Local economists expect Minnesota will feel the effects of Russia’s invasion of Ukraine
Economic uncertainty grows as the Russian attack on Ukraine continues. The United States and European allies have increased sanctions against Russia, including blocking Russian banks from the SWIFT financial messaging system.
By Monday, Russia’s Central Bank more than doubled interest rates to 20 percent and closed the stock market early to avoid a crash. The ruble also plunged to a record low.
“We’re basically going back to something that’s almost Soviet Union-like in the way the Russian economy is going to be structured,” said Gary Krueger, the Cargill Professor of International Economics at Macalaster College. “A closed economy that’s not globalized, that’s not interacting. You’ve seen all of the air space is shut down. In the old Soviet Union, there was basically very little foreign trade, very little foreign tourism.”
Krueger has visited Russia and Ukraine many times over the last 30 years as he’s studied Soviet and transition economics. He explained Minnesotans will feel the effects of this conflict.
“Oil prices are definitely going to be high,” he said. “We’re going to see higher energy prices, we’re going to see higher wheat prices.”
Tim Kehoe, an economics professor at the University of Minnesota, agrees.
“It will have a beneficial effect on Minnesota farmers because grain prices are nearly record-high levels and I think they can go higher,” Kehoe said. “That’s because Russia and Ukraine are both major exporters of wheat. It’s going to affect soybean prices, it’s going to affect corn prices.”
Keheo explained the supply chain has been disrupted.
“It means that the people buying wheat from Minnesota farmers are going to be offering them a lot more money,” he said. “The right thing for them to do for themselves and our economy is to raise their prices but it’s going to hurt us – I’m not a farmer and it’s going to mean that I’m paying more for food.”
The timing of how long Minnesotans could be feeling the effects of the crisis is hard to determine, according to Keheo.

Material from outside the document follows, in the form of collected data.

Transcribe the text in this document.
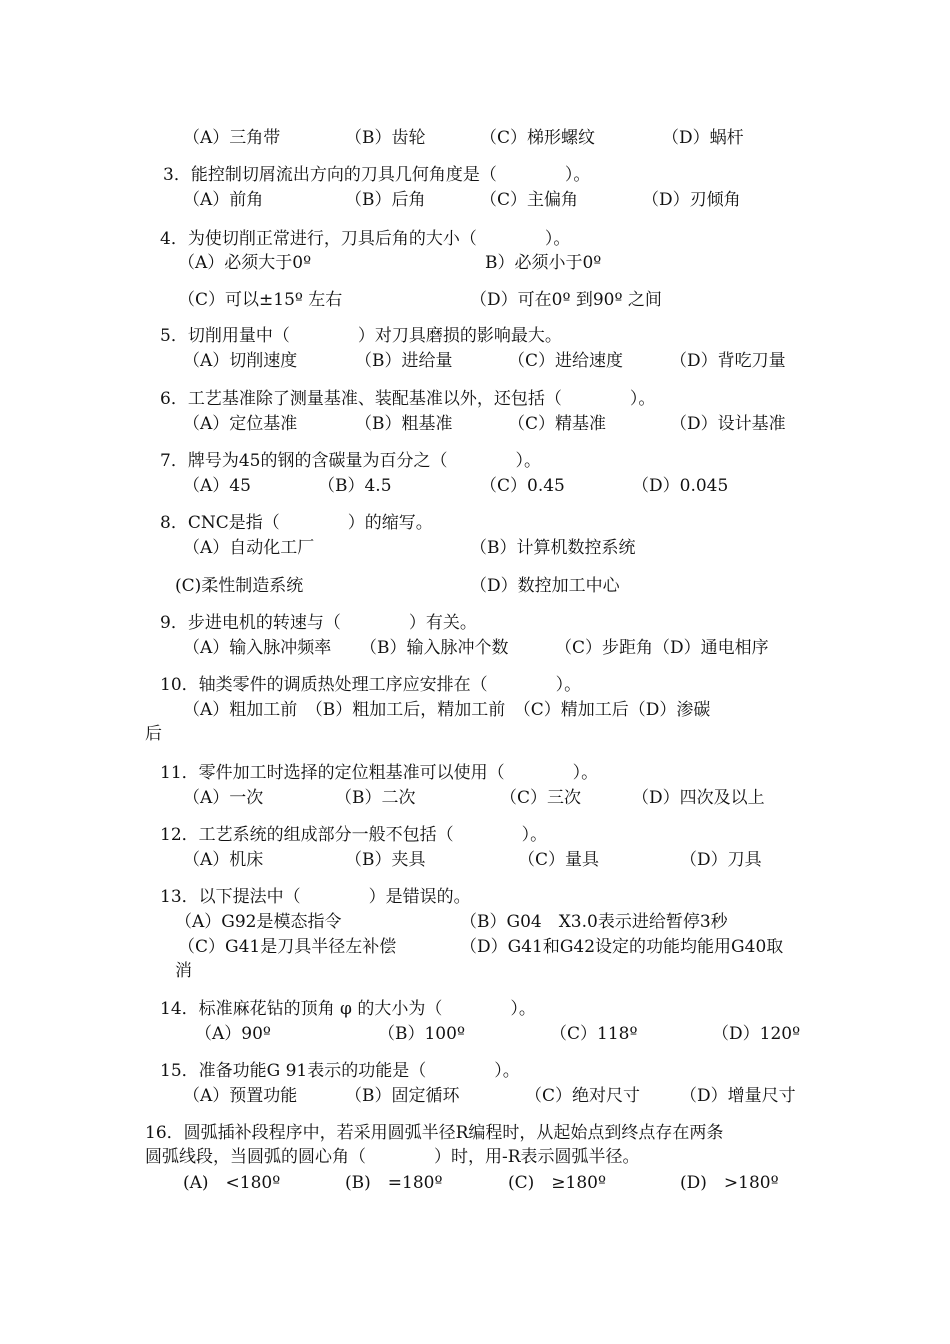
（A）三角带	（B）齿轮	（C）梯形螺纹	（D）蜗杆
3．能控制切屑流出方向的刀具几何角度是（　　　　）。
（A）前角	（B）后角	（C）主偏角	（D）刃倾角
4．为使切削正常进行，刀具后角的大小（　　　　）。
（A）必须大于0º	B）必须小于0º
（C）可以±15º 左右	（D）可在0º 到90º 之间
5．切削用量中（　　　　）对刀具磨损的影响最大。
（A）切削速度	（B）进给量	（C）进给速度	（D）背吃刀量
6．工艺基准除了测量基准、装配基准以外，还包括（　　　　）。
（A）定位基准	（B）粗基准	（C）精基准	（D）设计基准
7．牌号为45的钢的含碳量为百分之（　　　　）。
（A）45	（B）4.5	（C）0.45	（D）0.045
8．CNC是指（　　　　）的缩写。
（A）自动化工厂	（B）计算机数控系统
(C)柔性制造系统	（D）数控加工中心
9．步进电机的转速与（　　　　）有关。
（A）输入脉冲频率 （B）输入脉冲个数	（C）步距角（D）通电相序
10．轴类零件的调质热处理工序应安排在（　　　　）。
（A）粗加工前　（B）粗加工后，精加工前　（C）精加工后（D）渗碳
后
11．零件加工时选择的定位粗基准可以使用（　　　　）。
（A）一次	（B）二次	（C）三次	（D）四次及以上
12．工艺系统的组成部分一般不包括（　　　　）。
（A）机床	（B）夹具	（C）量具	（D）刀具
13．以下提法中（　　　　）是错误的。
（A）G92是模态指令	（B）G04　X3.0表示进给暂停3秒
（C）G41是刀具半径左补偿	（D）G41和G42设定的功能均能用G40取
消
14．标准麻花钻的顶角 φ 的大小为（　　　　）。
（A）90º	（B）100º	（C）118º	（D）120º
15．准备功能G 91表示的功能是（　　　　）。
（A）预置功能	（B）固定循环	（C）绝对尺寸 （D）增量尺寸
16．圆弧插补段程序中，若采用圆弧半径R编程时，从起始点到终点存在两条
圆弧线段，当圆弧的圆心角（　　　　）时，用-R表示圆弧半径。
(A)　<180º	(B)　=180º	(C)　≥180º	(D)　>180º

“A big problem with the whole conflict is the uncertainty involved,” he said. “This crisis could, if President Vladimir Putin of Russia continues to display what we could describe as big overreach, maybe irrational behavior, if he continues in that direction, this could cause a major economic downturn. I think it’s inevitable it’s going to do that for Europe and you know the European Union is a major economic player.”
A spokesperson for Minnesota Employment and Economic Development told 5 EYEWITNESS NEWS it’s too early to tell whether DEED is seeing any economic impact for Minnesota trading partners in Eastern Europe.
The Minnesota Management and Budget office told reporters on Monday they were finalizing the state budget forecast as the invasion started.
“None of this was anticipated a month ago,” said Jim Schowalter, the commissioner of Minnesota Management and Budget. “You look at the oil prices anticipated in this forecast, they’ll become higher. You look at markets, financial markets, they’re going to be unsettled.”
Schowalter said the state is in good shape despite the uncertainty. He announced the projected budget surplus for the current biennium has increased from an anticipated $7.7 billion in November to $9.25 billion.
“If we do encounter problems in the next 16 months, our budget outlook is strong and we’re in a much better place to start working,” he said.